無料で合法に読める本はどこにあるか
日本語で合法かつ無料に読めるものは、多くの人の想像よりずっと豊富です。出所の怪しいサイトに行く必要はありません。
問題は物が少ないことではなく、どこに何があるか知られていないことです。以下は実際に役立つ場所と、それぞれに何を期待してよく、何を期待してはいけないかです。
本が無料になる三つの理由
三つは性質がまったく違うので、混ぜると危険です。
保護期間が満了した場合。 著作権法により、著作権は著作者の死後七十年まで存続します。2018年の改正で五十年から延長されました。
この改正のせいで境界が分かりにくくなっています。改正時点ですでに五十年が経過して消滅していた著作権は復活しませんが、まだ消滅していなかったものは七十年の適用を受けます。青空文庫の収録が一時期止まっていたのはこの事情によります。個別の作品については、公開している側の表示を確認するのが確実です。
著作者や機関が自ら公開した場合。 官公庁の刊行物や学術出版に多くあります。
図書館が貸し出している場合。 期限があり DRM が付きます。「今は無料で読める」であって「自由に配ってよい」ではありません。
知っておくとよい場所
青空文庫
日本語のパブリックドメイン作品の中心です。夏目漱石、芥川龍之介、宮沢賢治、太宰治といった作家の作品が揃っています。
形式は主にテキストと HTML です。テキスト版には独自の記法が入っており、ルビは 漢字《かんじ》、ルビの範囲指定は |、編集者の注記は [#…] という形で書かれています。この記法を解釈しないアプリで開くと、これらの記号がそのまま画面に出ます。壊れているわけではありません。詳しくはこちら。
もう一点、古いファイルは Shift_JIS で保存されていることがあり、そのままでは文字化けします。
国立国会図書館デジタルコレクション
規模は圧倒的です。明治以降の書籍、雑誌、官報などが大量に公開されています。
ただし多くはページを撮影した画像です。目には文字に見えても、ファイルの中にあるのは画素だけで、検索も選択も読み上げもできません。確認は二秒です。指で一文を選んでみてください。理由は PDF の読み上げが効かない件にあります。
保護期間内の資料は送信サービスの登録が要る場合があります。目録に出るのに自宅で開けないのは不具合ではありません。
ウィキソース
ウィキメディアの自由な文庫です。青空文庫より規模は小さいものの、決定的な利点があります。EPUB で書き出せることです。
スマートフォンで読むにはこの形が最も扱いやすく、文字コードがファイル内で宣言されているので文字化けの問題自体が起きません。
プロジェクト・グーテンベルク
英語のパブリックドメインの拠点です。七万点以上、DRM なし、EPUB と MOBI と TXT が揃っています。日本語の作品はごくわずかです。
Standard Ebooks
グーテンベルクの一部を有志が組み直したものです。点数はずっと少ないものの、目次、注、引用符が整えられており、市販の電子書籍に近い読み心地になります。
地域の図書館
公共図書館の電子書籍貸出は正式な貸出で、新刊も入ります。期限と DRM が付き、たいてい専用アプリでの閲覧になります。そこで受け取る .acsm は本ではありません。別途説明しています。
どの形式を選ぶか
選べるなら EPUB です。画面に合わせて組み直されるので、スマートフォンで拡大する必要がありません。

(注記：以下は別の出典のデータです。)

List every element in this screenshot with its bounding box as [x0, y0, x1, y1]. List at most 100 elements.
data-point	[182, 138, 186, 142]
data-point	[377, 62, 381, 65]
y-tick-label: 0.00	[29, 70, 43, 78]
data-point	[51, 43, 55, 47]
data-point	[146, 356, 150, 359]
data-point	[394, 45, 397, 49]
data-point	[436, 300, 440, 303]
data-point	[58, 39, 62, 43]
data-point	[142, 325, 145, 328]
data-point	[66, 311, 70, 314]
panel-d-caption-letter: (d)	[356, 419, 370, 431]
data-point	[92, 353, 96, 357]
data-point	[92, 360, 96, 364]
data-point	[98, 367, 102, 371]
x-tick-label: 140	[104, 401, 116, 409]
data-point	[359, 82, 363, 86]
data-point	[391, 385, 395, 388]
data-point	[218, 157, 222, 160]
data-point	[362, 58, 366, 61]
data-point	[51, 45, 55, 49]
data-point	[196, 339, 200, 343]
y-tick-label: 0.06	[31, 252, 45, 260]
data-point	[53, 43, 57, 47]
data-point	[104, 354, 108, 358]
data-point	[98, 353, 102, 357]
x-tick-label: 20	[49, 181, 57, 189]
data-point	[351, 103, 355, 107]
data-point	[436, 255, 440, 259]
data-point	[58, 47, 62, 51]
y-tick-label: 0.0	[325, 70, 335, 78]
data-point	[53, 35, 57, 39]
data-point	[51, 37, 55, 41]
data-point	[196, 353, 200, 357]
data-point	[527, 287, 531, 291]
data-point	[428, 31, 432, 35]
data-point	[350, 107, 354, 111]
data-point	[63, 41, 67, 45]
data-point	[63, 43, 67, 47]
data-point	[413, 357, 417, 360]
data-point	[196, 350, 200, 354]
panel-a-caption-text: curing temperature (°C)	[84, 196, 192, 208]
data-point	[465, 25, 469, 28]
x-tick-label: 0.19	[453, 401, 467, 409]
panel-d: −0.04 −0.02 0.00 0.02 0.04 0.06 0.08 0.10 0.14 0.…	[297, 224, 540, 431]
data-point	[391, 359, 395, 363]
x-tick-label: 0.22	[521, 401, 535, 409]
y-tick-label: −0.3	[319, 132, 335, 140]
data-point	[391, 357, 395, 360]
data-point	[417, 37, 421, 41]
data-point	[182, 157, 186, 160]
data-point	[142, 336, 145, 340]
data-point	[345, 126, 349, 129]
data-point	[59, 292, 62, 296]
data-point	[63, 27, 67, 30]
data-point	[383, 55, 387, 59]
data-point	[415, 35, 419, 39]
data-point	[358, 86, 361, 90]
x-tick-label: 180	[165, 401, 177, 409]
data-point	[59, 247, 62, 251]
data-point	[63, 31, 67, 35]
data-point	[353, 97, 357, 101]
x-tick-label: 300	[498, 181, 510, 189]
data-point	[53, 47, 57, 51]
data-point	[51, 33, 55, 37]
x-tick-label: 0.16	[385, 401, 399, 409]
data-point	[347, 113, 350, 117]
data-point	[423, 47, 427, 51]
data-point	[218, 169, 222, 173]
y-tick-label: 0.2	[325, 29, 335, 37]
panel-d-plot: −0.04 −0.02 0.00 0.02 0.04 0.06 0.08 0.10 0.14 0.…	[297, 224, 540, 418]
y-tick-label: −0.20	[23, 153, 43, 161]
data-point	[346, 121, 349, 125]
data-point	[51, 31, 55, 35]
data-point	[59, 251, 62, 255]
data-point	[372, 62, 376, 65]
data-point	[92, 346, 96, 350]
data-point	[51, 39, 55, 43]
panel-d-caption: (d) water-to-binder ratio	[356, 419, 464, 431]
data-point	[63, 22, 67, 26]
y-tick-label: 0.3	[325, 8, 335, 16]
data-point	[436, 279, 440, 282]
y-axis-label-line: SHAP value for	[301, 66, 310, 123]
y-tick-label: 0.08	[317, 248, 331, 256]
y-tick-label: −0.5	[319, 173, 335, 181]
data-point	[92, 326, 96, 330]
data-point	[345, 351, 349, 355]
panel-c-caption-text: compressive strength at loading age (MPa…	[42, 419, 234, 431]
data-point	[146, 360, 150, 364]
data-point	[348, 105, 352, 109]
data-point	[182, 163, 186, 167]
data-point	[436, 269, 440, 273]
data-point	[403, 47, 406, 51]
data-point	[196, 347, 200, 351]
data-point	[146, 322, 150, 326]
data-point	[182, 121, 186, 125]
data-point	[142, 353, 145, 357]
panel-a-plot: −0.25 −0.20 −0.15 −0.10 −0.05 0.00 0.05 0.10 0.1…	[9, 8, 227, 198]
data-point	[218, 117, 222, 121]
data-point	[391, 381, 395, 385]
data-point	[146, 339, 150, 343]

PDF は紙面そのものに意味がある場合に向きます。表、数式、元の版面など。小説を読むには不便ですが、リフロー表示で耐えられる程度にはなります。
TXT は最も軽く、青空文庫の標準形でもあります。目次はなく、古いものは文字コードの手当てが要ることがあります。
全体の比較は形式ガイドに、主要二形式の選択は比較記事にあります。
端末に入れる
最も簡単なのはブラウザでのダウンロードです。ファイルは Downloads に入るので、長押ししてアプリで開くを選びます。
冊数が多ければパソコンでまとめて落として一度に移すほうが速いです。アプリから出たくなければ OPDS カタログを追加する手もあります。
避けるべきもの
- 今年出た本が無料で置かれていれば海賊版です。保護期間が切れているはずがありません。
- 「無料」と言いながら先にカード情報を求める場所は無料ではありません。
- 一つのファイルのために専用ソフトの導入を求めるサイトは避けてください。
定額サービスの無料体験は別の話です。合法ですが無料ではなく、期間が終われば課金が始まります。
どこから始めるか
- 青空文庫で読みたい作品を一つ選び、テキストか HTML で取得します。
- アプリで開き、文字サイズと行間を自分の目に合わせます。
- ルビ記法が気になる場合は、同じ作品をウィキソースの EPUB で探してみてください。
- 明治期以降の雑誌や資料を読みたくなったら国立国会図書館デジタルコレクションへ。